Zum dritten Heft Kulturkampf statt Klassenkampf
Inzwischen scheint Filareto von seinen schöngeistigen Spekulationen etwas Abstand zu nehmen, um sich praktisch-politischen Themen zu widmen. Er kritisiert die „Funktionäre“ der sozialistischen Arbeiterbewegung und beabsichtigt demgegenüber eine „richtige Interpretation des historischen Materialismus“. Im Untertitel steht die These, die er widerlegen möchte: „Der Mensch ist das Produkt seiner Verhältnisse“.
Wiederum glaubt Filareto auf die „Entwicklung der Menschheit“ zurückgreifen zu müssen, aber jetzt erwähnt er explizit Charles Darwin und dessen Evolutionstheorie, die er durch Ernst Häckel kennen gelernt hat und die zugleich in einer größeren Nähe zu Karl Marx steht. Ausgesprochen marxistisch klingt die daran anschließende Skizze des historischen Verlaufs von Gesellschaften mit Hilfe von Begriffen wie „Gesellschaftsorganisationen“ und „Produktionsmittel“. Ob Filareto selbst einige Schriften von Marx gelesen hat oder ob er aus politischen Gründen die Namensnennung vermeiden wollte, ist nicht erkennbar. In jedem Fall handelt es sich um ein Vokabular, das damals in der Arbeiterbewegung im Umlauf war.

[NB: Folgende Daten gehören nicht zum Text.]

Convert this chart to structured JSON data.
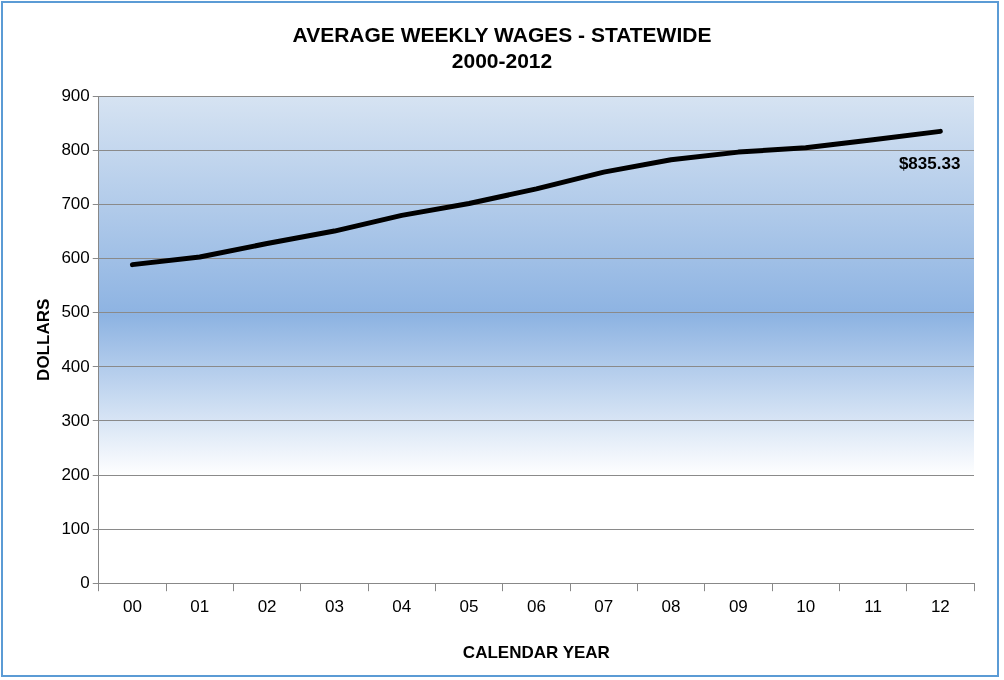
{
  "chart_data": {
    "type": "line",
    "title": "AVERAGE WEEKLY WAGES - STATEWIDE\n2000-2012",
    "xlabel": "CALENDAR YEAR",
    "ylabel": "DOLLARS",
    "categories": [
      "00",
      "01",
      "02",
      "03",
      "04",
      "05",
      "06",
      "07",
      "08",
      "09",
      "10",
      "11",
      "12"
    ],
    "series": [
      {
        "color": "#000000",
        "values": [
          589,
          603,
          628,
          651,
          680,
          702,
          729,
          760,
          783,
          797,
          805,
          820,
          835.33
        ]
      }
    ],
    "ylim": [
      0,
      900
    ],
    "yticks": [
      0,
      100,
      200,
      300,
      400,
      500,
      600,
      700,
      800,
      900
    ],
    "grid": "y",
    "legend": false,
    "marker": "none",
    "line_style": "solid",
    "annotations": [
      {
        "text": "$835.33",
        "x": "12",
        "y": 835.33
      }
    ]
  }
}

Theoretisch interessant ist die Kritik an der zitierten These. Das Argument lautet, dass keine Veränderungen in den Gesellschaften möglich wären, wenn „tatsächlich der Mensch das Resultat äußerer Zustände der Umgebung“ wäre. Aber in Wirklichkeit entsteht der Wandel in der Geschichte durch den „Wunsch“ nach der Befriedigung neuer Bedürfnisse und durch entsprechende technische „Erfindungen“. Die Grundlage solcher Innovationen sieht Filareto in der „Vernunft“. Sie ist ein natürliches „Organ“, das sich in der Evolution der Menschen herausgebildet hat, zunächst in der Technik wirksam wird und schließlich in der Entwicklung von Gesellschaften eine entscheidende Rolle spielt. Mit ihrer Hilfe erfassen die Menschen „im Geiste“ und in gedanklicher „Vorerkenntnis“ neue Ziele. Folglich ist es die Vernunft, welche „die Gestaltung unserer äußeren Lebensumstände beeinflussen“ kann.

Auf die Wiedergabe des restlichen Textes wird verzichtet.